-- I am Martha. I have lived in New York City already for 23-years. I had lost my parents through a grisly accident at the age of nine years along the Joe DiMaggio Highway while on their way home in Manhattan from a weekend fellowship. It was a horrible time in my life, to be honest. Even the memories about my Dad who was a highly religious person did not help me. My father often acted a community motivator and volunteer who helped the poor and the orphans. My family was to me an example of high standards of morality. When I was a little kid, my parents were giving me as much attention as I needed. All of those Manhattan memories make me think that it was not in this life. My family was a pure example of morality for everyone. My Dad taught me to appreciate God. When my parents left this world, I was stuck alone in Manhattan. The only thing which would distract me from painful thoughts was painting. Every time I would take a brush in my hands, I would have to leave for another world. Painting makes me calm and happy. Even though, life has taught me to grow up fast, while drawing I still feel like a child with my parents around. Painting makes me believe that one day I will meet this person who will have as high moral standards as I did in my family. I really want to get the feeling of my family back into my life. It is all that I am asking for. I believe that one day I would be able to create my own family with someone very special and unique. This person will definitely inspire me for new drawings and add more colors to a sometimes grey Manhattan life, if not to consider a green oasis of Central Park.
Scene 2
-- My name is Joshua. Joshua Dean. You probably have never heard about me, but let me introduce myself. I am 25 years old. Single, by the way.
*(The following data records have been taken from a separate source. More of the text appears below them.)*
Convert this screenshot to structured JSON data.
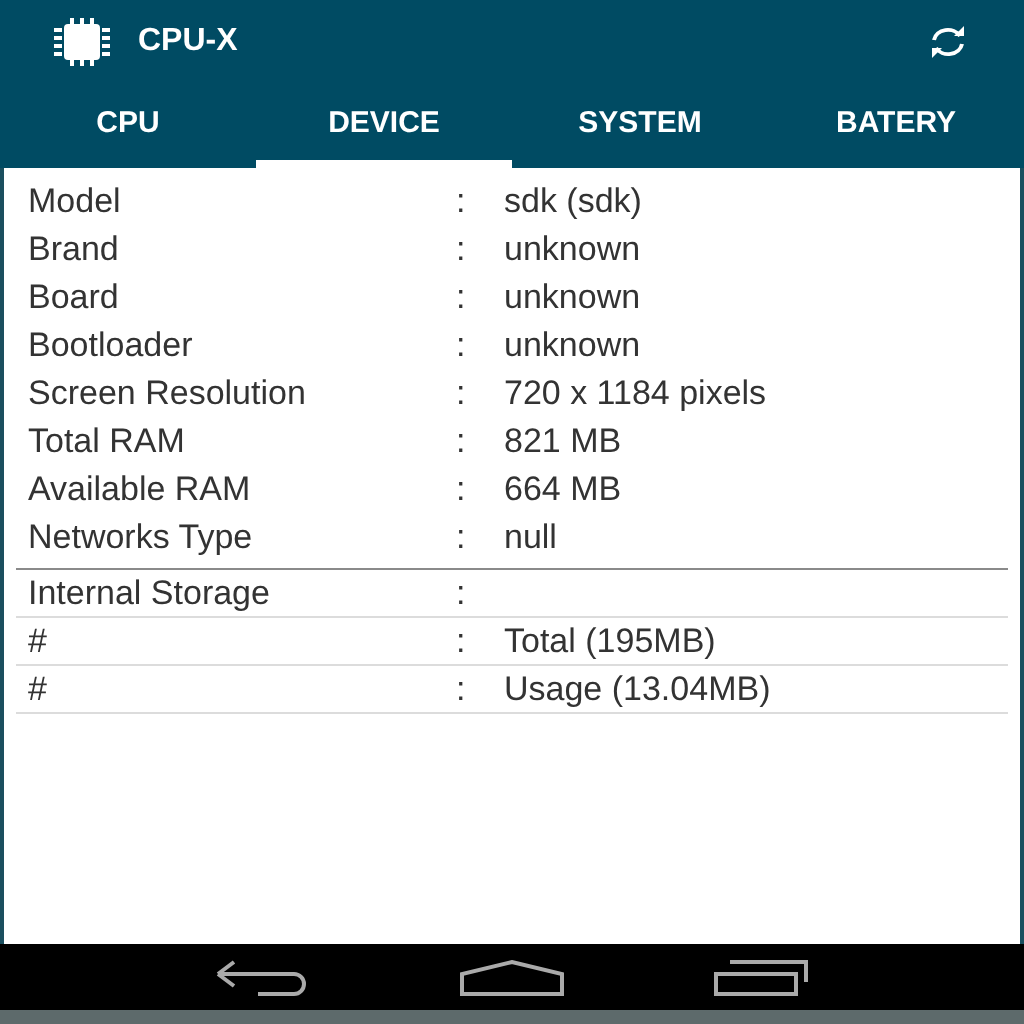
{
  "app_bar": {
    "title": "CPU-X"
  },
  "tabs": [
    {
      "label": "CPU",
      "selected": false
    },
    {
      "label": "DEVICE",
      "selected": true
    },
    {
      "label": "SYSTEM",
      "selected": false
    },
    {
      "label": "BATERY",
      "selected": false
    }
  ],
  "sections": [
    {
      "kind": "plain",
      "rows": [
        {
          "label": "Model",
          "separator": ":",
          "value": "sdk (sdk)"
        },
        {
          "label": "Brand",
          "separator": ":",
          "value": "unknown"
        },
        {
          "label": "Board",
          "separator": ":",
          "value": "unknown"
        },
        {
          "label": "Bootloader",
          "separator": ":",
          "value": "unknown"
        },
        {
          "label": "Screen Resolution",
          "separator": ":",
          "value": "720 x 1184 pixels"
        },
        {
          "label": "Total RAM",
          "separator": ":",
          "value": "821 MB"
        },
        {
          "label": "Available RAM",
          "separator": ":",
          "value": "664 MB"
        },
        {
          "label": "Networks Type",
          "separator": ":",
          "value": "null"
        }
      ]
    },
    {
      "kind": "ruled",
      "rows": [
        {
          "label": "Internal Storage",
          "separator": ":"
        },
        {
          "label": "#",
          "separator": ":",
          "value": "Total (195MB)"
        },
        {
          "label": "#",
          "separator": ":",
          "value": "Usage (13.04MB)"
        }
      ]
    }
  ]
}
My job helps me to meet many people every day and get to know new things because I am a taxi driver at Transport Company in New York City. People may be very skeptical of me when they hear about my job. However, they have no idea how interesting it makes my life. However, I feel like there is still something missing to it. Nevertheless, I am trying to live the American dream. However, so far I just live in Brooklyn. My Mom says that I am a dreamer. Right, I also have a dream to meet my father, but she won’t tell me who he is. Sometimes, it is hard for me to think that he just left me and my mother which makes me believe that there is still true love even more. I do believe in love. You have heard it right. I think there is nothing wrong with that. In our modern cynical world love is the only instance that seems to be real at least sometimes. At lease, they say that it exists. Even though, I have never happened to experience this soul warming feeling of affection to another human. However, I still hope that it will happen soon. Sooner than I expect. Also, I have to admit that I am a hopeless romantic. Every weekend I go to Brooklyn Bridge hoping that one day I will meet HER there. No need to laugh. Many people don’t believe in love and I will prove that it exists. That is why I will coming to Brooklyn Bridge to meet my one and only. She will be the one that I would take care of and love till the rest of my life. I have imagined this moment so many times and I think it will happen soon. I think my love is already near. At least she is in this city among these 15 million people.